Industrial IoT

How IoT Became an Industry

At Commander Automation, we have been building IoT systems for more than a decade. The early years of IoT, especially from 2012 to 2016, showed exactly where connected automation would create real value: inside homes, factories, warehouses, and logistics networks.

Where the earliest demand came from

Two areas created the first strong pull for IoT systems. Home automation made remote control tangible for ordinary users through lighting, appliances, and comfort systems. In industry, factories and manufacturers saw a more urgent need: they already had machine data, but it was fragmented across OEMs, hard to centralize, and rarely visible outside the plant in near real time.

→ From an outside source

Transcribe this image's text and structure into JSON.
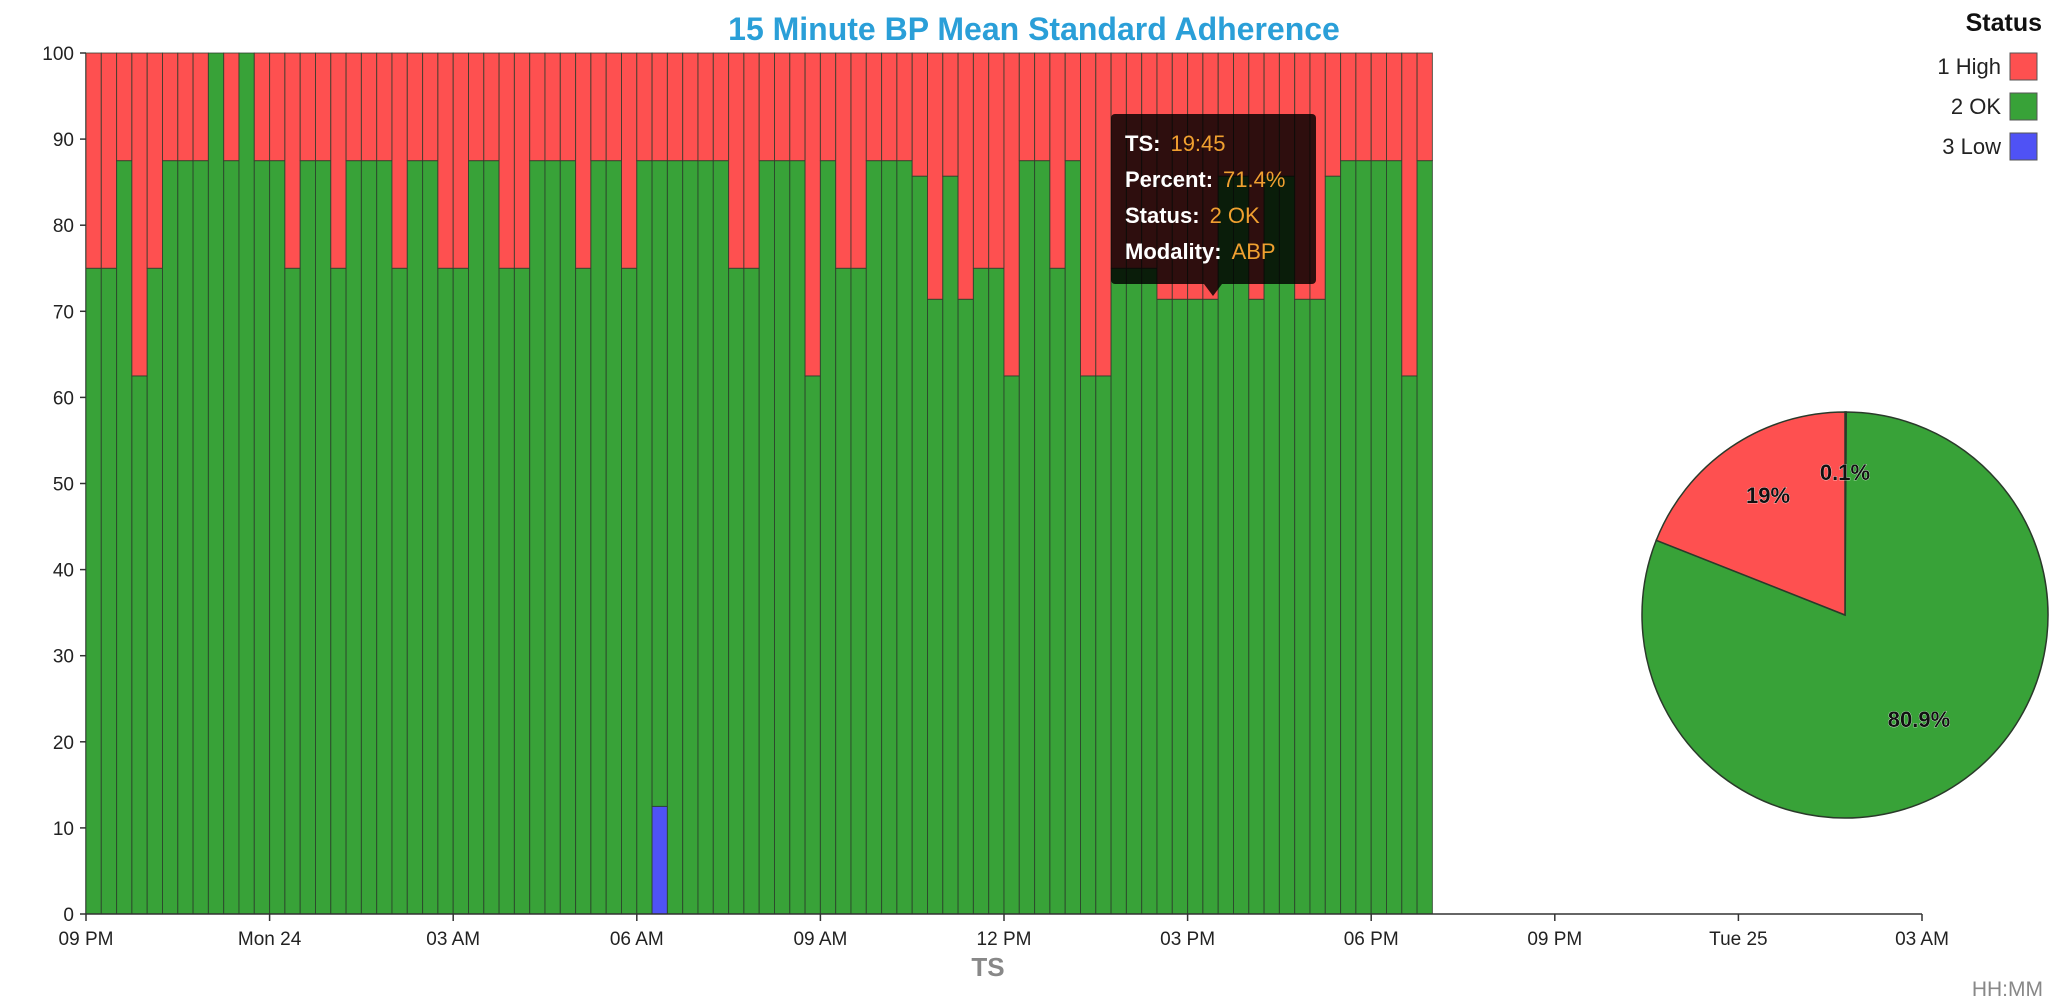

What made IoT commercially viable

IoT became practical because several cost curves moved at the same time. Cheap internet, low-cost controllers such as Arduino, Raspberry Pi, and ESP32, rising machine data volumes, affordable cloud computing, lower storage costs, cheaper sensors, and ubiquitous smartphones all converged. Once those pieces were in place, machines could talk, data could move, and remote decision-making became economically realistic.

Cheap connectivity and affordable controllers changed IoT from an interesting concept into an operational tool for real businesses.

— Commander Automation

Why automation moved beyond visibility

Before IoT, factories often relied on people to review different machine screens, planning systems, warehousing data, and logistics information before taking action. IoT changed that model. Once data from different machines and systems could be captured continuously, algorithms and decision trees could compare live conditions against benchmarks and automate responses in scenarios where timing mattered.

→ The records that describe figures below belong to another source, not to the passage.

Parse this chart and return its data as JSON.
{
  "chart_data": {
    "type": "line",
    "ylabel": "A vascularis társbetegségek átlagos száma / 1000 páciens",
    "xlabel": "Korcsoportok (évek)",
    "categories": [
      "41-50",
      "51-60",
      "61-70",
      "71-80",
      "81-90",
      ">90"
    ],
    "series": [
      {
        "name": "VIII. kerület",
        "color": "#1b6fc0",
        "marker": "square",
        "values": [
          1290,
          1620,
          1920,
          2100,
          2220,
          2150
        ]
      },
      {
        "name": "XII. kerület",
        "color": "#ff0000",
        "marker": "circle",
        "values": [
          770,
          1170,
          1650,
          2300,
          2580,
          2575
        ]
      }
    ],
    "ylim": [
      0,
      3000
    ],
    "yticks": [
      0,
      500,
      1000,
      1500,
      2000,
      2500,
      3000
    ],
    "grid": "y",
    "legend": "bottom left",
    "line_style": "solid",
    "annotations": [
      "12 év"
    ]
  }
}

That meant connected systems were no longer only dashboards. They became operating layers that supported real-time control, exception handling, and faster plant decisions.

Examples from real deployments

At Commander Automation, we have worked on industrial systems that capture live performance indicators from Siemens, Hitachi, and Fanuc-based machines and PLCs, including robotic arms, lathes, hydraulic presses, and injection molding equipment. We have also combined machine data with production-planning inputs, cloud algorithms, and decision logic to improve visibility and smooth operations.

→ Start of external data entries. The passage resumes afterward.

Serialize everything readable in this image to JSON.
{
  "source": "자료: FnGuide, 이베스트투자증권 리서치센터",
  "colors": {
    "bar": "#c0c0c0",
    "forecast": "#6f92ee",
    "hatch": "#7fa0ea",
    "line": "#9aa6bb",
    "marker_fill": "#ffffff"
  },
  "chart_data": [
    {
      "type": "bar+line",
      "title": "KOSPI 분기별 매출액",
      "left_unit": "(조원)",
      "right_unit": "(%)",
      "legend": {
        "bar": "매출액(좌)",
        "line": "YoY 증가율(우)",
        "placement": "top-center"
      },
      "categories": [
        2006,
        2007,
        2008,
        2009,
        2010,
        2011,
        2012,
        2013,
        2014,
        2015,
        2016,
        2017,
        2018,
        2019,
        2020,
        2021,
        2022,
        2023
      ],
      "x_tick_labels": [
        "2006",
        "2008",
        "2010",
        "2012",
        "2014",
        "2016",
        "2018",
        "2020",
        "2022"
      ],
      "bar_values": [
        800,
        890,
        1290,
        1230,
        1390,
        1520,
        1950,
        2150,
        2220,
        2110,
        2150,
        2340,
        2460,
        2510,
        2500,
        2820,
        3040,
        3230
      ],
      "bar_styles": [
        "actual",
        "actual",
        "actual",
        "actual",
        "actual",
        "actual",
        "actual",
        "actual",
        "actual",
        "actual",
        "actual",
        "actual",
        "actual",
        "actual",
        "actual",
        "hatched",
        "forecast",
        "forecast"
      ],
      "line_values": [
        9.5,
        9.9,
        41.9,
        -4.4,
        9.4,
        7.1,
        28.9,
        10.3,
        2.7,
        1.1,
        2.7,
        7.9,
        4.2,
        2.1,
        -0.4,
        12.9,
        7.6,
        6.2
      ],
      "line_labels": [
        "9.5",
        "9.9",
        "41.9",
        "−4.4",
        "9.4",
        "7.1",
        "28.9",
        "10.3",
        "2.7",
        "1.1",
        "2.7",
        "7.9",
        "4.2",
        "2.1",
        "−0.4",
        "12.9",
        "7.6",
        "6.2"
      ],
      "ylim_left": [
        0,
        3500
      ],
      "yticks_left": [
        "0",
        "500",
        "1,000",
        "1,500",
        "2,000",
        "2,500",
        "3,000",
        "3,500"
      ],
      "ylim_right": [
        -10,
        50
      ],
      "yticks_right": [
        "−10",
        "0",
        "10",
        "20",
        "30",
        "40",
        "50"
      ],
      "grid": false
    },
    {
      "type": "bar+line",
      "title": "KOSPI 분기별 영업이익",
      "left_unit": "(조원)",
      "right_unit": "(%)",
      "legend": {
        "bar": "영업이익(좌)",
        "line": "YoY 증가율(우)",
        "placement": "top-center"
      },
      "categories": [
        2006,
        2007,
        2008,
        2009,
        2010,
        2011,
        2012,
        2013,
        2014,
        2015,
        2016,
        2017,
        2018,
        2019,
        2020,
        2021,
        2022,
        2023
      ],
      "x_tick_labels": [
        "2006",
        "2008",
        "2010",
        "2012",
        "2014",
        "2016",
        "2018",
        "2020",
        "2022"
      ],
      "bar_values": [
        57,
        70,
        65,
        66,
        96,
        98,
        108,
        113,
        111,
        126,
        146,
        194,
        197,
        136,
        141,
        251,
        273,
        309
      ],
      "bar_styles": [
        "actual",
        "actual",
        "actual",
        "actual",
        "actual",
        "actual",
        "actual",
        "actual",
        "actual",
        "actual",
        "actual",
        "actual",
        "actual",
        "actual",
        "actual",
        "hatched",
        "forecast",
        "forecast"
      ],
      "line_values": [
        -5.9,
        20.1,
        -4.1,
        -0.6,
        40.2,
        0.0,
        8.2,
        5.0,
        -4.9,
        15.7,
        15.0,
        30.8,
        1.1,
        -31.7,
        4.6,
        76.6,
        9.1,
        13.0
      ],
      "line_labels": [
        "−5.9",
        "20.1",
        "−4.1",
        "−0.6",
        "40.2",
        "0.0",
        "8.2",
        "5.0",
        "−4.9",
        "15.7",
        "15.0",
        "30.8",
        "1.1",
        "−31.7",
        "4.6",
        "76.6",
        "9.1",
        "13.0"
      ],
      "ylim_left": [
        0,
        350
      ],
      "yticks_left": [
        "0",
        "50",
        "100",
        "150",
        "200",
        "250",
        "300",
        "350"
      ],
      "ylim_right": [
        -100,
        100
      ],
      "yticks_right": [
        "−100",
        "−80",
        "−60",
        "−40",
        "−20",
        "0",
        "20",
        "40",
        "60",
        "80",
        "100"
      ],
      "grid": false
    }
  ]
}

Beyond factory floors, we have delivered eSIM-based logistics tracking for transport operations and smart warehousing systems that use gateways and sensors to trigger intelligent automated actions.

The connectivity layer that made it work

In many industrial environments, RS232 and RS485 communication remain the practical path into PLC and machine data. By reading those signals into an IoT gateway and pushing the data to the cloud or to an on-premise server, it becomes possible to centralize storage, compare multiple machines at once, and provide access both inside the facility and remotely.

What IoT means for businesses now

For us, the core goal has stayed the same: provide as much automation and control as possible while reducing the amount of manual analysis required from teams working with high-frequency, large-scale operational data. The value is strongest where connected systems shorten the time between a machine event, an operational signal, and a decision.

If you need an automation system for a factory, warehouse, logistics network, retail location, or commercial unit, the starting point is usually the same: connect the equipment, normalize the data, and design the rules that turn telemetry into action.